Supernova Explosions Wolfgang Bauer

Two of the most prominent ways to model the time evolution of complex many-body systems are hydrodynamics and kinetic theory. Over the last two decades, MSU University Distinguished Professor Wolfgang Bauer has made several contributions to the kinetic theory based description of subatomic reactions and has advanced our understanding of experiment observables in high and medium energy heavy ion reactions. In particular, his work has led to a deeper understanding of the nuclear equation of state and phase transitions of nuclear matter in finite size systems.

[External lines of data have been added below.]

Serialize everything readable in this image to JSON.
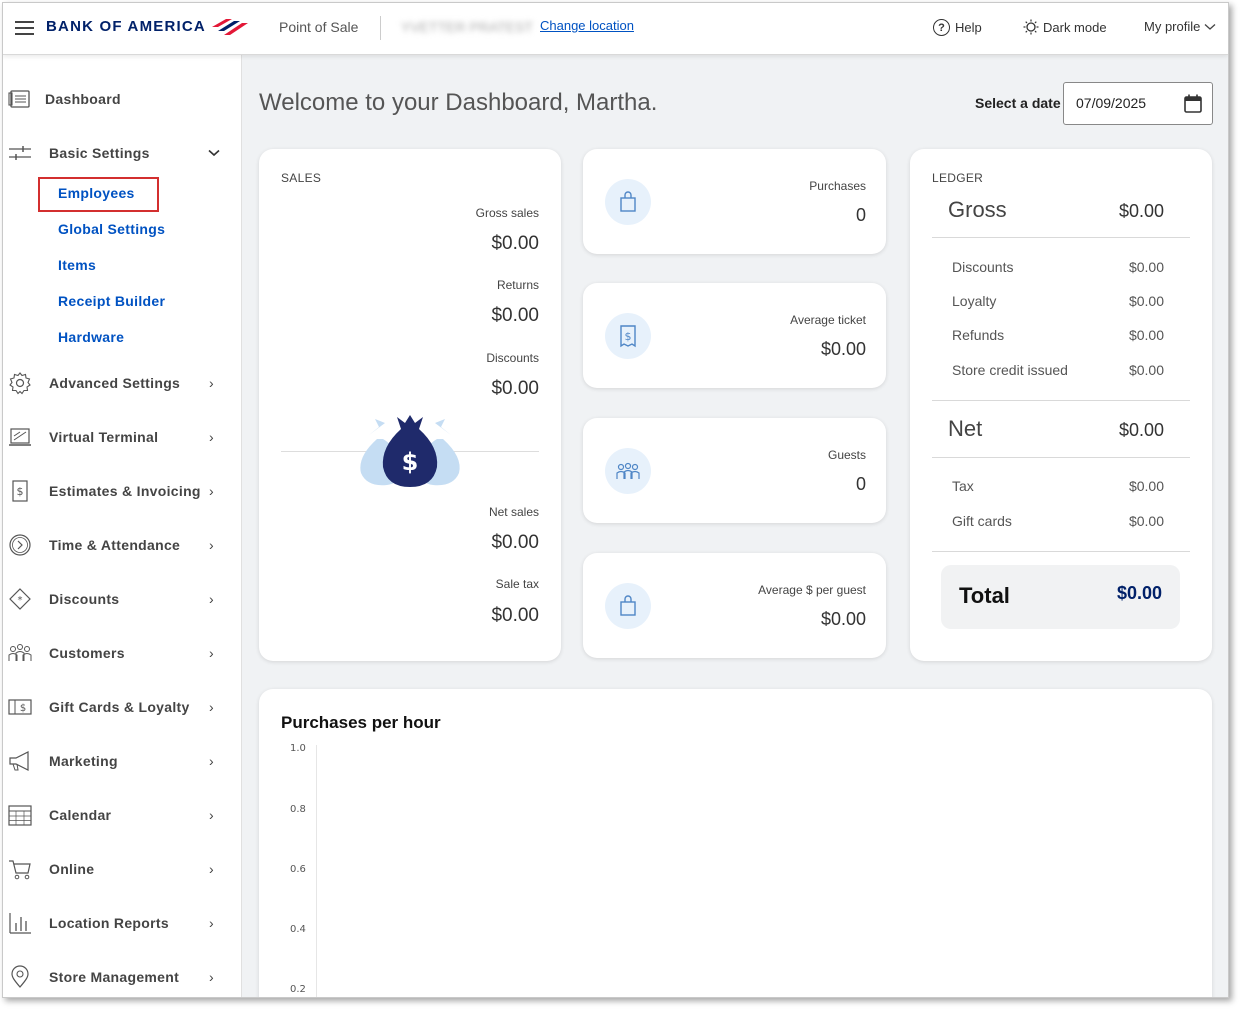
{
  "header": {
    "logo_text": "BANK OF AMERICA",
    "app_title": "Point of Sale",
    "location_name": "YVETTER PRATEST",
    "change_location": "Change location",
    "help": "Help",
    "dark_mode": "Dark mode",
    "profile": "My profile",
    "brand_color": "#012169",
    "accent_color": "#e31837"
  },
  "sidebar": {
    "items": [
      {
        "label": "Dashboard",
        "icon": "dashboard-icon"
      },
      {
        "label": "Basic Settings",
        "icon": "sliders-icon",
        "expanded": true
      },
      {
        "label": "Advanced Settings",
        "icon": "gear-icon"
      },
      {
        "label": "Virtual Terminal",
        "icon": "terminal-icon"
      },
      {
        "label": "Estimates & Invoicing",
        "icon": "invoice-icon"
      },
      {
        "label": "Time & Attendance",
        "icon": "clock-icon"
      },
      {
        "label": "Discounts",
        "icon": "tag-icon"
      },
      {
        "label": "Customers",
        "icon": "people-icon"
      },
      {
        "label": "Gift Cards & Loyalty",
        "icon": "gift-card-icon"
      },
      {
        "label": "Marketing",
        "icon": "megaphone-icon"
      },
      {
        "label": "Calendar",
        "icon": "calendar-icon"
      },
      {
        "label": "Online",
        "icon": "cart-icon"
      },
      {
        "label": "Location Reports",
        "icon": "bar-chart-icon"
      },
      {
        "label": "Store Management",
        "icon": "location-pin-icon"
      }
    ],
    "sub_items": [
      "Employees",
      "Global Settings",
      "Items",
      "Receipt Builder",
      "Hardware"
    ]
  },
  "main": {
    "welcome": "Welcome to your Dashboard, Martha.",
    "date_label": "Select a date",
    "date_value": "07/09/2025"
  },
  "sales": {
    "heading": "SALES",
    "gross_label": "Gross sales",
    "gross_value": "$0.00",
    "returns_label": "Returns",
    "returns_value": "$0.00",
    "discounts_label": "Discounts",
    "discounts_value": "$0.00",
    "net_label": "Net sales",
    "net_value": "$0.00",
    "tax_label": "Sale tax",
    "tax_value": "$0.00"
  },
  "stats": [
    {
      "label": "Purchases",
      "value": "0",
      "icon": "shopping-bag-icon"
    },
    {
      "label": "Average ticket",
      "value": "$0.00",
      "icon": "receipt-icon"
    },
    {
      "label": "Guests",
      "value": "0",
      "icon": "guests-icon"
    },
    {
      "label": "Average $ per guest",
      "value": "$0.00",
      "icon": "shopping-bag-icon"
    }
  ],
  "ledger": {
    "heading": "LEDGER",
    "gross_label": "Gross",
    "gross_value": "$0.00",
    "rows1": [
      {
        "label": "Discounts",
        "value": "$0.00"
      },
      {
        "label": "Loyalty",
        "value": "$0.00"
      },
      {
        "label": "Refunds",
        "value": "$0.00"
      },
      {
        "label": "Store credit issued",
        "value": "$0.00"
      }
    ],
    "net_label": "Net",
    "net_value": "$0.00",
    "rows2": [
      {
        "label": "Tax",
        "value": "$0.00"
      },
      {
        "label": "Gift cards",
        "value": "$0.00"
      }
    ],
    "total_label": "Total",
    "total_value": "$0.00"
  },
  "chart_data": {
    "type": "bar",
    "title": "Purchases per hour",
    "y_ticks": [
      "1.0",
      "0.8",
      "0.6",
      "0.4",
      "0.2"
    ],
    "ylim": [
      0,
      1.0
    ],
    "categories": [],
    "values": []
  }
}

Now Prof. Bauer is applying his techniques and computer models to systems of vastly different length, mass, and time scales: the supernova explosions of massive stars at the end of their live. Modeling supernova explosions has long been the domain of hydrodynamics. However, these explosions are, to a large degree, driven by neutrinos. These neutrinos can have a very long mean free paths due to their very small interaction probabilities and are thus not in the domain of validity of hydrodynamics. The conventional way to remedy this shortcoming is to couple hydrodynamics to a neutrino Boltzmann transport calculation. Bauer's answer is much more straightforward: apply kinetic theory, which is free of assumptions about the mean free paths, to all matter constituents, baryons as well as neutrinos. In his approach, he and his research group simultaneously solve billions of coupled first-order differential equations in time for so-called test particles, which make their work an ideal candidate for massively parallel multi-processor environments such as those provided by iCER's High Performance Computing Center.